Now, on the hillside, eyes still closed, in the dark depths of her thoughts, her body prepared for battle. Fists pulled in tighter. Teeth pushed together. Stomach clamped tight.
Anger and sadness at who she’d been (and hadn’t been) rushed through her. Then, disgust that she’d spent so much of that time embroiled in other people’s manipulations. Each face that floated by reeked of manipulation.
“And I fell for it,” she thought.
She’d been pushed and pulled by at least three, sometimes four, people simultaneously to whom she’d have claimed she had given her heart. Time after time, she’d proclaimed that she was falling in love with them. Time after time, they’d profess some feelings for her, but then lead her on—not returning calls, then letting her in, then pushing her away, then coming back. Shut down. Shut down. Shut down. It was always the same.
Eventually, they’d conditioned her to ignore her feelings. What she was feeling couldn’t be real. How could she fall so fast? So hard for them? She was too needy, too flirty, too clingy. It was all too much, and at the end of her journal, she’d written advice to herself in the future, “Quit fucking caring so much!” Underlined and traced deep into the paper.

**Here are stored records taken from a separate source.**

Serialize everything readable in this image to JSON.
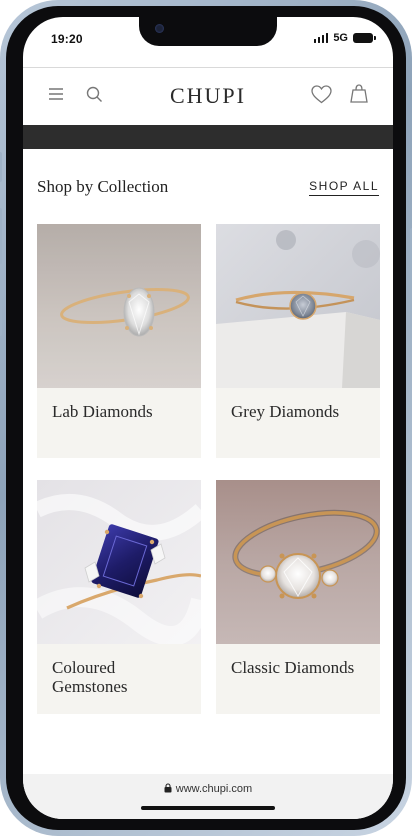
{
  "status": {
    "time": "19:20",
    "network": "5G"
  },
  "header": {
    "logo": "CHUPI",
    "icons": [
      "menu-icon",
      "search-icon",
      "heart-icon",
      "bag-icon"
    ]
  },
  "section": {
    "title": "Shop by Collection",
    "shop_all": "SHOP ALL"
  },
  "collections": [
    {
      "label": "Lab Diamonds"
    },
    {
      "label": "Grey Diamonds"
    },
    {
      "label": "Coloured Gemstones"
    },
    {
      "label": "Classic Diamonds"
    }
  ],
  "browser": {
    "url": "www.chupi.com"
  },
  "colors": {
    "banner": "#2d2d2d",
    "card_bg": "#f5f4f0",
    "gold": "#d9a86c",
    "sapphire": "#25237a"
  }
}
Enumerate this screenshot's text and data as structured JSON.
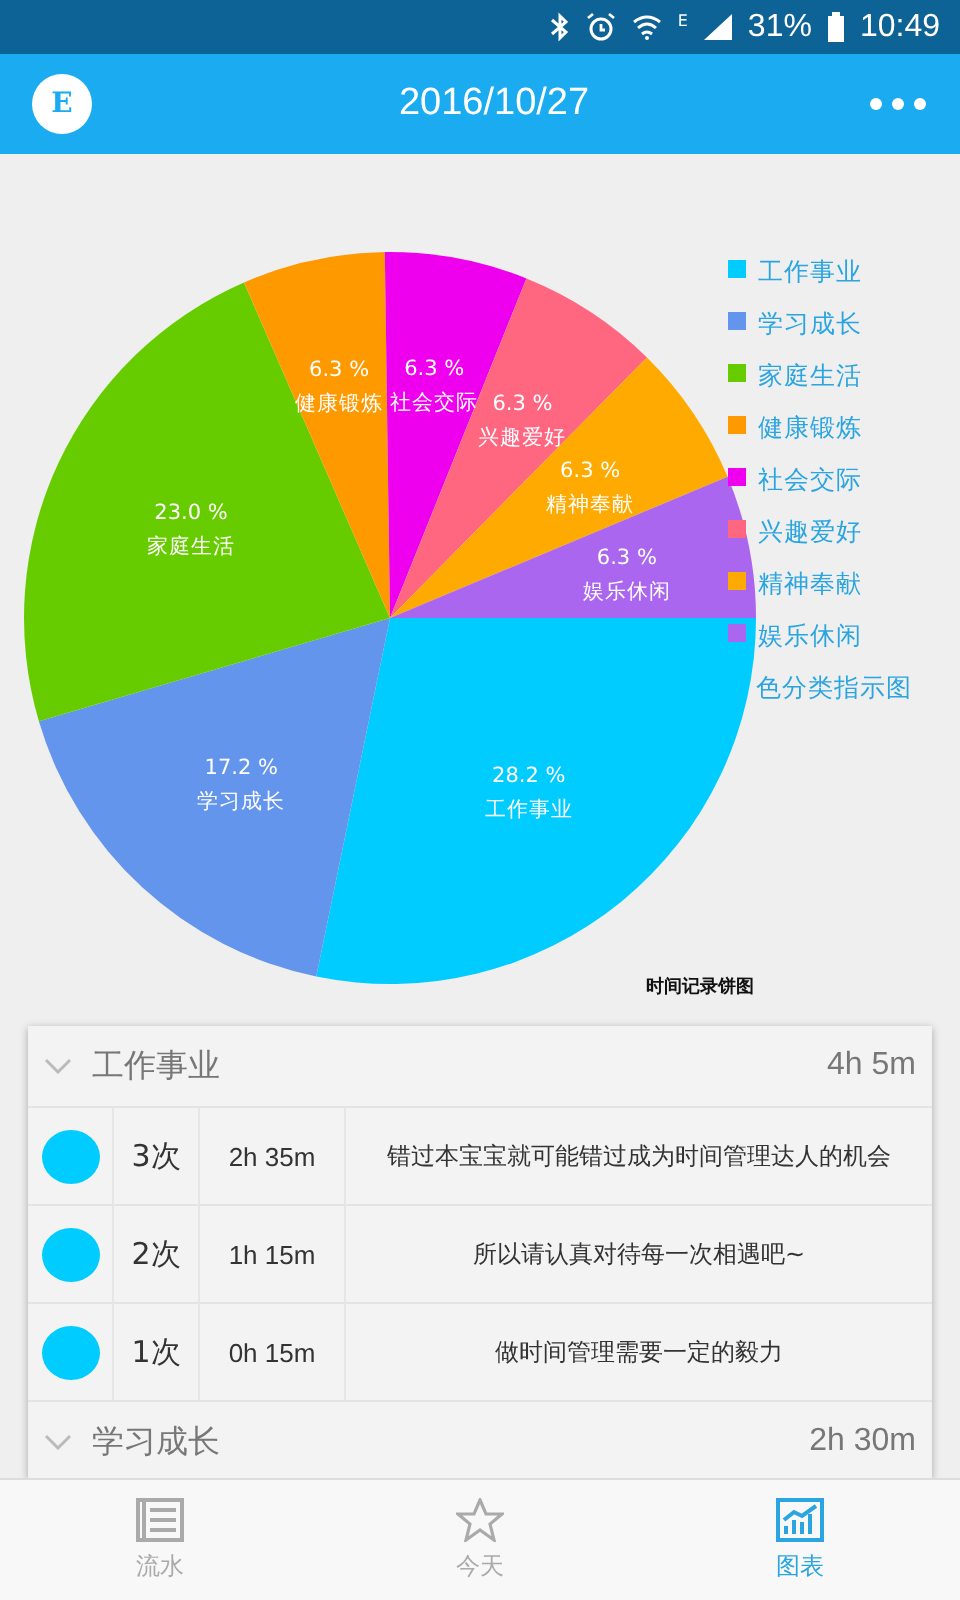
{
  "status_bar": {
    "network_type": "E",
    "battery": "31%",
    "time": "10:49"
  },
  "header": {
    "logo_letter": "E",
    "title": "2016/10/27"
  },
  "chart": {
    "chart_data": {
      "type": "pie",
      "title": "时间记录饼图",
      "categories": [
        "工作事业",
        "学习成长",
        "家庭生活",
        "健康锻炼",
        "社会交际",
        "兴趣爱好",
        "精神奉献",
        "娱乐休闲"
      ],
      "values": [
        28.2,
        17.2,
        23.0,
        6.3,
        6.3,
        6.3,
        6.3,
        6.3
      ],
      "value_labels": [
        "28.2 %",
        "17.2 %",
        "23.0 %",
        "6.3 %",
        "6.3 %",
        "6.3 %",
        "6.3 %",
        "6.3 %"
      ],
      "data_labels": true
    },
    "legend": [
      {
        "label": "工作事业",
        "color": "#00ccff"
      },
      {
        "label": "学习成长",
        "color": "#6495ed"
      },
      {
        "label": "家庭生活",
        "color": "#66cc00"
      },
      {
        "label": "健康锻炼",
        "color": "#ff9900"
      },
      {
        "label": "社会交际",
        "color": "#ee00ee"
      },
      {
        "label": "兴趣爱好",
        "color": "#ff6680"
      },
      {
        "label": "精神奉献",
        "color": "#ffaa00"
      },
      {
        "label": "娱乐休闲",
        "color": "#aa66ee"
      }
    ],
    "legend_title": "色分类指示图"
  },
  "sections": [
    {
      "title": "工作事业",
      "total": "4h 5m",
      "entries": [
        {
          "count": "3次",
          "duration": "2h 35m",
          "note": "错过本宝宝就可能错过成为时间管理达人的机会"
        },
        {
          "count": "2次",
          "duration": "1h 15m",
          "note": "所以请认真对待每一次相遇吧~"
        },
        {
          "count": "1次",
          "duration": "0h 15m",
          "note": "做时间管理需要一定的毅力"
        }
      ]
    },
    {
      "title": "学习成长",
      "total": "2h 30m"
    }
  ],
  "bottom_nav": [
    {
      "label": "流水",
      "kind": "list",
      "selected": false
    },
    {
      "label": "今天",
      "kind": "star",
      "selected": false
    },
    {
      "label": "图表",
      "kind": "chart",
      "selected": true
    }
  ]
}
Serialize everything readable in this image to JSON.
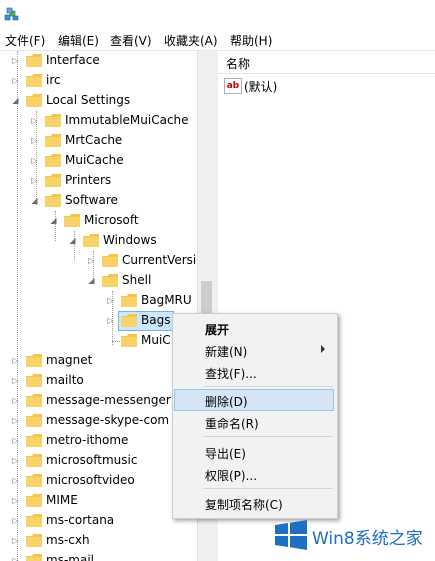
{
  "menubar": {
    "items": [
      "文件(F)",
      "编辑(E)",
      "查看(V)",
      "收藏夹(A)",
      "帮助(H)"
    ]
  },
  "tree": {
    "items": [
      {
        "label": "Interface",
        "toggle": "▷"
      },
      {
        "label": "irc",
        "toggle": "▷"
      },
      {
        "label": "Local Settings",
        "toggle": "◢"
      },
      {
        "label": "ImmutableMuiCache",
        "toggle": "▷"
      },
      {
        "label": "MrtCache",
        "toggle": "▷"
      },
      {
        "label": "MuiCache",
        "toggle": "▷"
      },
      {
        "label": "Printers",
        "toggle": "▷"
      },
      {
        "label": "Software",
        "toggle": "◢"
      },
      {
        "label": "Microsoft",
        "toggle": "◢"
      },
      {
        "label": "Windows",
        "toggle": "◢"
      },
      {
        "label": "CurrentVersio",
        "toggle": "▷"
      },
      {
        "label": "Shell",
        "toggle": "◢"
      },
      {
        "label": "BagMRU",
        "toggle": "▷"
      },
      {
        "label": "Bags",
        "toggle": "▷"
      },
      {
        "label": "MuiC",
        "toggle": ""
      },
      {
        "label": "magnet",
        "toggle": "▷"
      },
      {
        "label": "mailto",
        "toggle": "▷"
      },
      {
        "label": "message-messenger",
        "toggle": "▷"
      },
      {
        "label": "message-skype-com",
        "toggle": "▷"
      },
      {
        "label": "metro-ithome",
        "toggle": "▷"
      },
      {
        "label": "microsoftmusic",
        "toggle": "▷"
      },
      {
        "label": "microsoftvideo",
        "toggle": "▷"
      },
      {
        "label": "MIME",
        "toggle": "▷"
      },
      {
        "label": "ms-cortana",
        "toggle": "▷"
      },
      {
        "label": "ms-cxh",
        "toggle": "▷"
      },
      {
        "label": "ms-mail",
        "toggle": "▷"
      }
    ]
  },
  "values": {
    "column_name": "名称",
    "rows": [
      {
        "icon": "ab",
        "name": "(默认)"
      }
    ]
  },
  "context_menu": {
    "items": [
      "展开",
      "新建(N)",
      "查找(F)...",
      "删除(D)",
      "重命名(R)",
      "导出(E)",
      "权限(P)...",
      "复制项名称(C)"
    ],
    "highlighted": "删除(D)"
  },
  "watermark": {
    "text": "Win8系统之家"
  },
  "colors": {
    "folder": "#f5c64b",
    "highlight": "#d4e6f6",
    "watermark": "#1f6fc5"
  }
}
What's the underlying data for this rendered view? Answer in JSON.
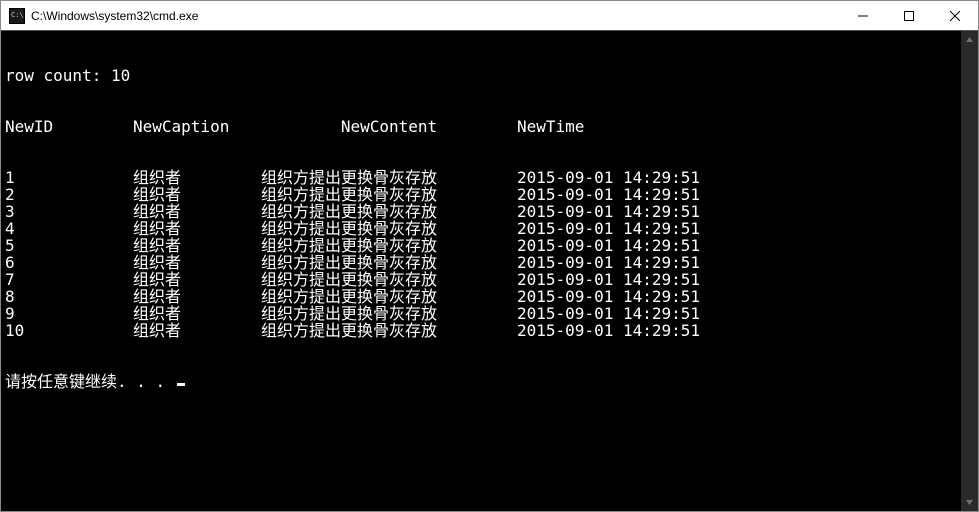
{
  "window": {
    "title": "C:\\Windows\\system32\\cmd.exe"
  },
  "console": {
    "row_count_label": "row count: 10",
    "headers": {
      "id": "NewID",
      "caption": "NewCaption",
      "content": "NewContent",
      "time": "NewTime"
    },
    "rows": [
      {
        "id": "1",
        "caption": "组织者",
        "content": "组织方提出更换骨灰存放",
        "time": "2015-09-01 14:29:51"
      },
      {
        "id": "2",
        "caption": "组织者",
        "content": "组织方提出更换骨灰存放",
        "time": "2015-09-01 14:29:51"
      },
      {
        "id": "3",
        "caption": "组织者",
        "content": "组织方提出更换骨灰存放",
        "time": "2015-09-01 14:29:51"
      },
      {
        "id": "4",
        "caption": "组织者",
        "content": "组织方提出更换骨灰存放",
        "time": "2015-09-01 14:29:51"
      },
      {
        "id": "5",
        "caption": "组织者",
        "content": "组织方提出更换骨灰存放",
        "time": "2015-09-01 14:29:51"
      },
      {
        "id": "6",
        "caption": "组织者",
        "content": "组织方提出更换骨灰存放",
        "time": "2015-09-01 14:29:51"
      },
      {
        "id": "7",
        "caption": "组织者",
        "content": "组织方提出更换骨灰存放",
        "time": "2015-09-01 14:29:51"
      },
      {
        "id": "8",
        "caption": "组织者",
        "content": "组织方提出更换骨灰存放",
        "time": "2015-09-01 14:29:51"
      },
      {
        "id": "9",
        "caption": "组织者",
        "content": "组织方提出更换骨灰存放",
        "time": "2015-09-01 14:29:51"
      },
      {
        "id": "10",
        "caption": "组织者",
        "content": "组织方提出更换骨灰存放",
        "time": "2015-09-01 14:29:51"
      }
    ],
    "prompt": "请按任意键继续. . . "
  }
}
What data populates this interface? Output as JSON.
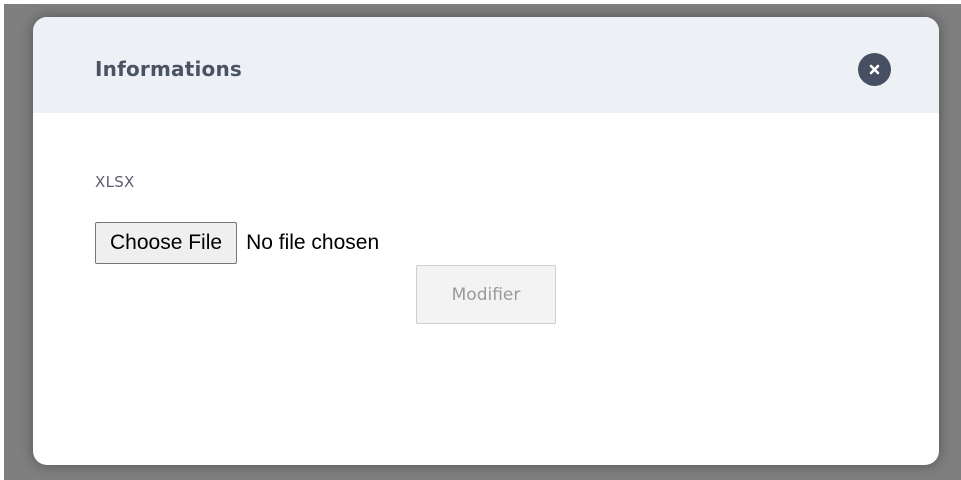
{
  "modal": {
    "title": "Informations",
    "close_icon": "close-icon"
  },
  "form": {
    "field_label": "XLSX",
    "file_input": {
      "button_label": "Choose File",
      "status_text": "No file chosen"
    },
    "submit_label": "Modifier"
  },
  "colors": {
    "backdrop": "#7f7f7f",
    "header_bg": "#edf0f5",
    "title_text": "#4a5266",
    "close_button_bg": "#474f63"
  }
}
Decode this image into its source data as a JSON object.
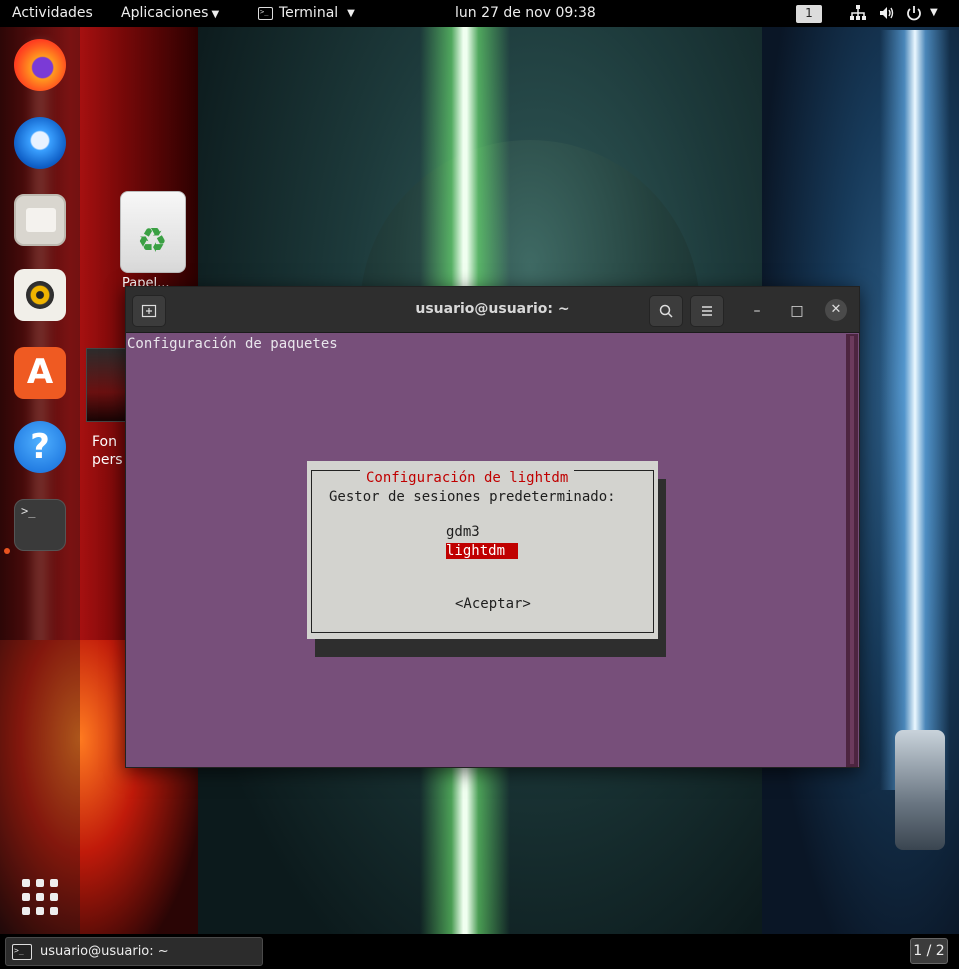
{
  "topbar": {
    "activities": "Actividades",
    "applications": "Aplicaciones",
    "app_menu": "Terminal",
    "clock": "lun 27 de nov  09:38",
    "workspace_badge": "1"
  },
  "dock": {
    "items": [
      {
        "name": "Firefox",
        "icon": "firefox-icon"
      },
      {
        "name": "Thunderbird",
        "icon": "thunderbird-icon"
      },
      {
        "name": "Archivos",
        "icon": "files-icon"
      },
      {
        "name": "Rhythmbox",
        "icon": "rhythmbox-icon"
      },
      {
        "name": "Ubuntu Software",
        "icon": "software-icon"
      },
      {
        "name": "Ayuda",
        "icon": "help-icon"
      },
      {
        "name": "Terminal",
        "icon": "terminal-icon"
      }
    ],
    "terminal_glyph": ">_",
    "show_apps_icon": "grid-icon"
  },
  "desktop": {
    "trash_label": "Papel...",
    "wallpaper_label": "Fon\npers"
  },
  "window": {
    "title": "usuario@usuario: ~",
    "new_tab_icon": "new-tab-icon",
    "search_icon": "search-icon",
    "menu_icon": "hamburger-icon",
    "minimize": "–",
    "maximize": "□",
    "close": "✕"
  },
  "terminal": {
    "package_title": "Configuración de paquetes",
    "dialog": {
      "title": "Configuración de lightdm",
      "question": "Gestor de sesiones predeterminado:",
      "options": [
        "gdm3",
        "lightdm"
      ],
      "selected_option": "lightdm",
      "accept": "<Aceptar>"
    }
  },
  "taskbar": {
    "task_label": "usuario@usuario: ~",
    "workspace_indicator": "1 / 2"
  },
  "colors": {
    "terminal_bg": "#774f7a",
    "dialog_bg": "#d3d3cf",
    "dialog_title": "#c00000",
    "selection": "#c00000"
  }
}
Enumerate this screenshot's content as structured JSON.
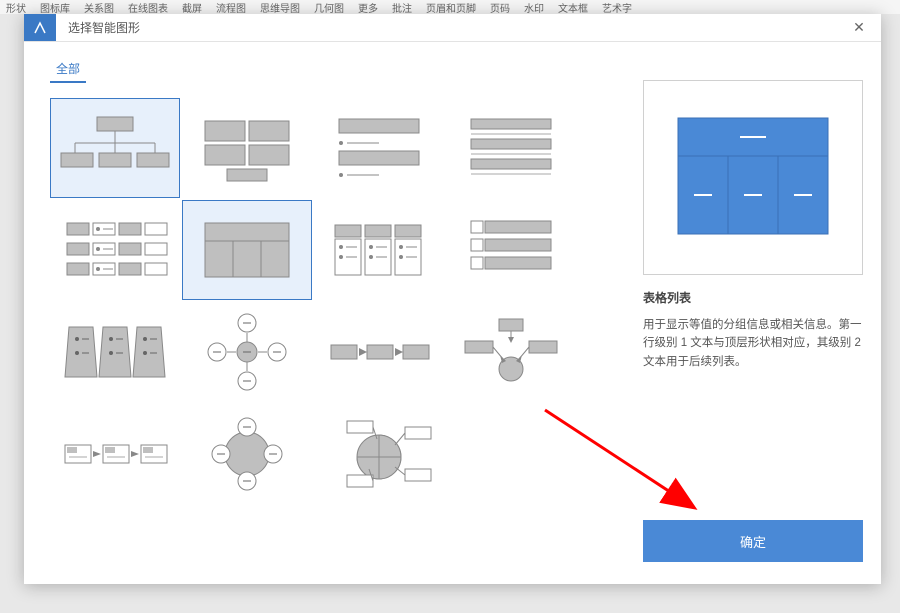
{
  "ribbon": {
    "items": [
      "形状",
      "图标库",
      "关系图",
      "在线图表",
      "截屏",
      "流程图",
      "思维导图",
      "几何图",
      "更多",
      "批注",
      "页眉和页脚",
      "页码",
      "水印",
      "文本框",
      "艺术字"
    ]
  },
  "dialog": {
    "title": "选择智能图形",
    "close_label": "✕",
    "tabs": {
      "all": "全部"
    },
    "ok_label": "确定"
  },
  "gallery": {
    "diagrams": [
      {
        "id": "org-chart",
        "selected": true
      },
      {
        "id": "block-grid",
        "selected": false
      },
      {
        "id": "bullet-list",
        "selected": false
      },
      {
        "id": "header-rows",
        "selected": false
      },
      {
        "id": "two-col-cards",
        "selected": false
      },
      {
        "id": "table-list",
        "selected": true
      },
      {
        "id": "three-cards",
        "selected": false
      },
      {
        "id": "stacked-cards",
        "selected": false
      },
      {
        "id": "pyramid-3d",
        "selected": false
      },
      {
        "id": "radial-plus",
        "selected": false
      },
      {
        "id": "arrow-steps",
        "selected": false
      },
      {
        "id": "hub-spoke",
        "selected": false
      },
      {
        "id": "chain-steps",
        "selected": false
      },
      {
        "id": "circle-ring",
        "selected": false
      },
      {
        "id": "pie-segments",
        "selected": false
      }
    ]
  },
  "preview": {
    "title": "表格列表",
    "description": "用于显示等值的分组信息或相关信息。第一行级别 1 文本与顶层形状相对应，其级别 2 文本用于后续列表。"
  },
  "colors": {
    "accent": "#4a89d6",
    "gray": "#bfbfbf",
    "dgray": "#9a9a9a"
  }
}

As she sat on the hillside, her body ready for a fight, she realized she’d taken her own advice. Over the years, she’d boxed up those feelings and stashed them away. Her heart began to pound in her chest as if she’d just run her first half-marathon. Eyes still closed, her fists raised to the empty space in front of her. The muscles between her eyes bunched up, and as they did, her lips pursed. She imagined a punching bag and began jabbing at it. She’d never in her life punched anything, but the satisfaction rushing through her body told her this was the right thing to do. Briefly considering and then disregarding what people in the cars below might think of her, she punched faster and faster. She imagined herself at a boxing gym, bouncing on the balls of her feet, channeling all of her energy into those fists and then out through the punching bag.
And then, something happened. The faces were still there. The anger and disgust and sadness and despair still coursed through her body. But a thought appeared so suddenly that it physically knocked her back onto the ground. The dried stalks of grass poked through her jacket, but she didn’t shift to relieve the pain of the tiny pricks. Two words appeared in front of her closed eyes: I Matter.